For most of the one thousand souls in our little hamlet, that first week of financial collapse proceeded as serene as the newly frozen surface of Marvelous Lake. The October snow fell and fell again so the sun sparked off every crystal stick and branch. It was impossible to believe trouble was real or could affect us in the midst of such dazzlement. The Ladies’ Auxiliary sold raffle tickets to raise funds for a new gymnasium. The schoolchildren carved jack-o’-lanterns and drew pictures of ghosts and witches. The quarryhogs—“our heroes!”—wrote the Booster—met the deadline for the Michigan statehouse contract. My father worked double shifts in the white cave, and the new tramcars brought giant stone sugar lumps down to the mill easy as dreaming. I rode home on the last run with Henry after he was done with school, our breath frosty in the darkening afternoon. My brother and his buddies had made a bobsled run, having convinced the women of Schoolhouse Road to dump dishwater along the east side, so it would freeze and slick the course with ice.
“A bobsled is a practice coffin,” Maman said, and prayed to avoid disaster while she chinked the cabin with the newsprint I brought home, filling the cracks with words: Collateral. Liquidation. Collapse. The house and our fates were sealed by these things.
She was more worried about cold than collateral, distressed by my father’s secret meetings with his fellow quarryman Dan Kerrigan, their loud disdain for crétin Juno Tarbusch. More than once Tarbusch docked my father for some invented infraction: “One minute late? Docked. Two extra minutes for lunch ‘hour’? Docked.”
“You promised,” Maman said. “You sign the contract never to join the union.”
“That was a yellow-dog bargain,” my father scoffed. “Disregards the law to turn us into minions of the boss. It permits him to arrest us for organizing even a card game.”
“But you have signed it, non? Then you and Kerrigan try to make the union! Why? They will kick you off the town again.”

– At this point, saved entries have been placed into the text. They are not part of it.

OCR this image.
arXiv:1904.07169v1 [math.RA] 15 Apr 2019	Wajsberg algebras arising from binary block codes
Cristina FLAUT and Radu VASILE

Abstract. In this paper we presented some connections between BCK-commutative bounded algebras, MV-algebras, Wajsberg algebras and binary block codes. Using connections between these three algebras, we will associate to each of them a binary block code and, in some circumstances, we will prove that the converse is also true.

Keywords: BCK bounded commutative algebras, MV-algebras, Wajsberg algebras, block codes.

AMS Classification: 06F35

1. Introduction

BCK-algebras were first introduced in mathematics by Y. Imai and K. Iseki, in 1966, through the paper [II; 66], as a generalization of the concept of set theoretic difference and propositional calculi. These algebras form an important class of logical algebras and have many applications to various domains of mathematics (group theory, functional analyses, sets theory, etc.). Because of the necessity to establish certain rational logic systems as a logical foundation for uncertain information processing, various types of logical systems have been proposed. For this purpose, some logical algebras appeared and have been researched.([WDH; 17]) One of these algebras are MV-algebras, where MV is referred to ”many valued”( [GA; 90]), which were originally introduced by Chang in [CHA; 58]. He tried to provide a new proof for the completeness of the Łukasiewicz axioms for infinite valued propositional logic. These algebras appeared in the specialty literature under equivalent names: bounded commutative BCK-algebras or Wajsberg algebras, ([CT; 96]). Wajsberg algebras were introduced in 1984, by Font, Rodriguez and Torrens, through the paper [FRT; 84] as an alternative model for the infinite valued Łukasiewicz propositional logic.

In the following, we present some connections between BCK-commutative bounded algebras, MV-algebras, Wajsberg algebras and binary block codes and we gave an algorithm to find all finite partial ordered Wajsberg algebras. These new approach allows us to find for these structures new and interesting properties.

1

Out of town. I didn’t correct her. Sometimes I dreamed that if we were evicted, we could go somewhere without winter. Cold had seeped into my mother’s bones and turned her gray with worry. If we stayed in Quarrytown, I would grow haggard as she was, as Papa. He was the color of dust and frost, working in the cavern, stone tonnage dangling over Satan’s icy staircase. When I brought him his dinner, Maman did not have the energy to warn me of the dangers. She only wanted him to have a hot baked potato in his pocket to keep his hands warm. When the potato grew cold, he ate it.